Настроение у Хамзина опять испортилось. Детская радость, наполнявшая его только что, быстро выветрилась, и осталось пьяное раздражение и сонливость.
— Я постелил вам, — сказал Поляков. — Ложитесь и спите. Утром разбужу.
Хамзину стало тоскливо и душно. С ним не считались, его не жалели, он всех раздражал, и даже кочегар Поляков повысил голос и распоряжался им, как хотел.
— Не пойду, — упрямо произнес он. — Буду спать здесь. Сидя. Мне так нравится. Ты меня не уважаешь.
— Не уважаю, — подтвердил Поляков.
— А почему? — вскинулся Хамзин.
— А не за что. Вы не умеете уважать других, почему же я должен уважать вас? Хочется спать — спите здесь. Я пошел. Спокойной ночи.
— Куда?! — закричал Хамзин. Он испугался, что сейчас останется один, и горечь, с новой силой разливаясь в теле, подступит к горлу. Чужая квартира была слишком чужой без хозяина.
— В другую комнату, — усмехнулся Поляков. — Спать.
— Ты меня покидаешь, — обреченно сказал Хамзин. — И ты меня покидаешь. Бросаешь на произвол. Как и все.
Ему хотелось плакать, и он заплакал, по своему обыкновению уронив тяжелую голову в крупные ладони.
Поляков постоял молча и закрыл за собой дверь.
— Не смей закрывать двери, — сказал Хамзин сквозь слезы. — Мне страшно.

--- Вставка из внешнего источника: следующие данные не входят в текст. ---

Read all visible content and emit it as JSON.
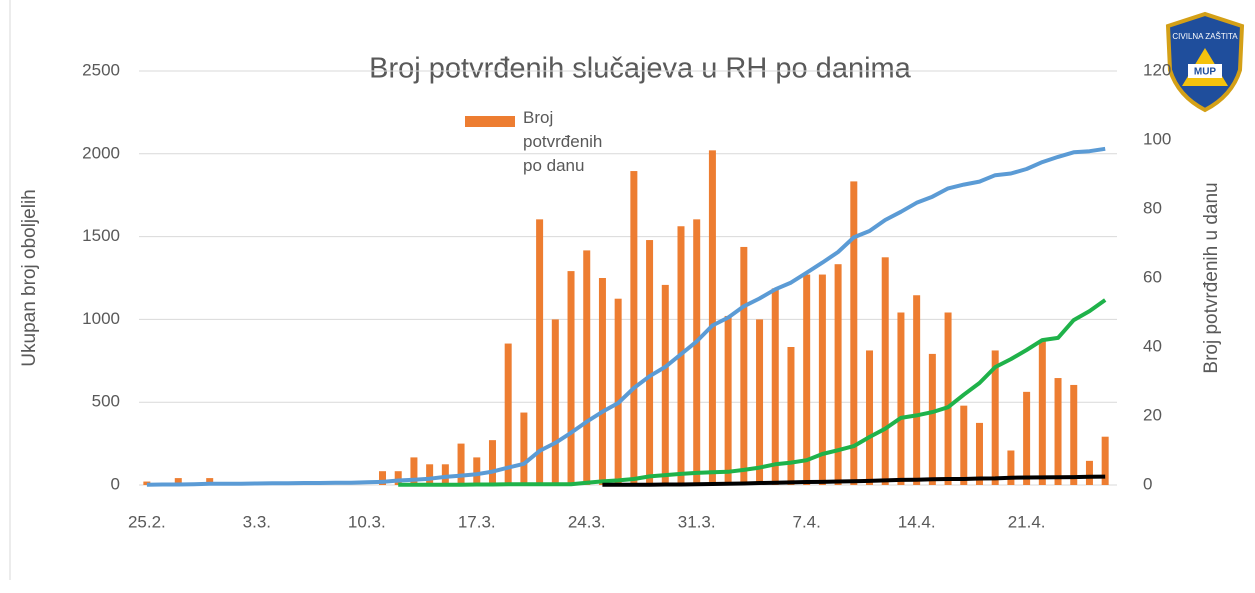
{
  "chart_data": {
    "type": "bar",
    "title": "Broj potvrđenih slučajeva u RH po danima",
    "y_label": "Ukupan broj oboljelih",
    "y2_label": "Broj potvrđenih u danu",
    "logo": {
      "top": "CIVILNA ZAŠTITA",
      "bottom": "MUP"
    },
    "categories": [
      "25.2.",
      null,
      null,
      null,
      null,
      null,
      null,
      "3.3.",
      null,
      null,
      null,
      null,
      null,
      null,
      "10.3.",
      null,
      null,
      null,
      null,
      null,
      null,
      "17.3.",
      null,
      null,
      null,
      null,
      null,
      null,
      "24.3.",
      null,
      null,
      null,
      null,
      null,
      null,
      "31.3.",
      null,
      null,
      null,
      null,
      null,
      null,
      "7.4.",
      null,
      null,
      null,
      null,
      null,
      null,
      "14.4.",
      null,
      null,
      null,
      null,
      null,
      null,
      "21.4.",
      null,
      null,
      null,
      null,
      null
    ],
    "ylim": [
      0,
      2500
    ],
    "yticks": [
      0,
      500,
      1000,
      1500,
      2000,
      2500
    ],
    "y2lim": [
      0,
      120
    ],
    "y2ticks": [
      0,
      20,
      40,
      60,
      80,
      100,
      120
    ],
    "grid": true,
    "series": [
      {
        "name": "Broj potvrđenih po danu",
        "type": "bar",
        "axis": "y2",
        "color": "#ed7d31",
        "values": [
          1,
          0,
          2,
          0,
          2,
          0,
          0,
          0,
          0,
          0,
          0,
          0,
          0,
          0,
          0,
          4,
          4,
          8,
          6,
          6,
          12,
          8,
          13,
          41,
          21,
          77,
          48,
          62,
          68,
          60,
          54,
          91,
          71,
          58,
          75,
          77,
          97,
          49,
          69,
          48,
          57,
          40,
          61,
          61,
          64,
          88,
          39,
          66,
          50,
          55,
          38,
          50,
          23,
          18,
          39,
          10,
          27,
          42,
          31,
          29,
          7,
          14
        ]
      },
      {
        "type": "line",
        "axis": "y",
        "color": "#5b9bd5",
        "values": [
          1,
          3,
          3,
          5,
          7,
          7,
          7,
          9,
          10,
          11,
          12,
          12,
          13,
          14,
          17,
          19,
          27,
          32,
          38,
          49,
          57,
          65,
          81,
          105,
          128,
          206,
          254,
          315,
          382,
          442,
          495,
          586,
          657,
          713,
          790,
          867,
          963,
          1011,
          1079,
          1126,
          1182,
          1222,
          1282,
          1343,
          1407,
          1495,
          1534,
          1600,
          1650,
          1704,
          1741,
          1791,
          1814,
          1832,
          1871,
          1881,
          1908,
          1950,
          1981,
          2009,
          2016,
          2030
        ]
      },
      {
        "type": "line",
        "axis": "y",
        "color": "#1fb24a",
        "values": [
          null,
          null,
          null,
          null,
          null,
          null,
          null,
          null,
          null,
          null,
          null,
          null,
          null,
          null,
          null,
          null,
          1,
          1,
          1,
          1,
          2,
          3,
          3,
          4,
          5,
          5,
          5,
          5,
          14,
          22,
          28,
          36,
          52,
          60,
          67,
          73,
          77,
          80,
          91,
          105,
          125,
          135,
          150,
          187,
          210,
          235,
          290,
          340,
          405,
          420,
          440,
          470,
          545,
          616,
          712,
          760,
          815,
          875,
          888,
          996,
          1050,
          1117
        ]
      },
      {
        "type": "line",
        "axis": "y",
        "color": "#000000",
        "values": [
          null,
          null,
          null,
          null,
          null,
          null,
          null,
          null,
          null,
          null,
          null,
          null,
          null,
          null,
          null,
          null,
          null,
          null,
          null,
          null,
          null,
          null,
          null,
          null,
          null,
          null,
          null,
          null,
          null,
          1,
          1,
          1,
          2,
          3,
          3,
          5,
          6,
          7,
          9,
          12,
          14,
          16,
          18,
          19,
          21,
          23,
          25,
          28,
          31,
          32,
          35,
          36,
          36,
          39,
          40,
          44,
          45,
          46,
          47,
          48,
          50,
          51
        ]
      }
    ]
  }
}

Дверь открылась, но никто не вышел. Было слышно, как Поляков ходит там в темноте, потом заскрипели пружины, и пришла тишина. Если бы в этой квартире была топка, то Хамзин непременно бы пошел к ней и попытался кинуться в ее огнедышащее жерло, чтобы испепелить опостылевшее тело и превратить в невесомый дым боль одиночества. Но топки не было, а втискиваться в духовку газовой плиты казалось глупым, поэтому Хамзин встал и, покачиваясь, пошел к окну. Надо было сделать хоть что-то, разрядиться, выплеснуться. Окно выходило в черный двор, только узкий квадрат неба высвечивался редкими звездами, и Хамзин легко представил себе, как он падает с высоты, медленно переворачиваясь в холодном воздухе, пока последняя секунда полета не соединит его с землей. Стало противно и жутко. Тогда он с размаху ударил кулаком о стену, чтобы ощутить физическую боль и вытравить душевную. Фотография, висевшая рядом, соскочила с гвоздика и упала на пол. Боль была тупая и слабая. Он снова занес кулак и снова ударил о дубовый угол буфета. Появилась кровь, немного отрезвившая его.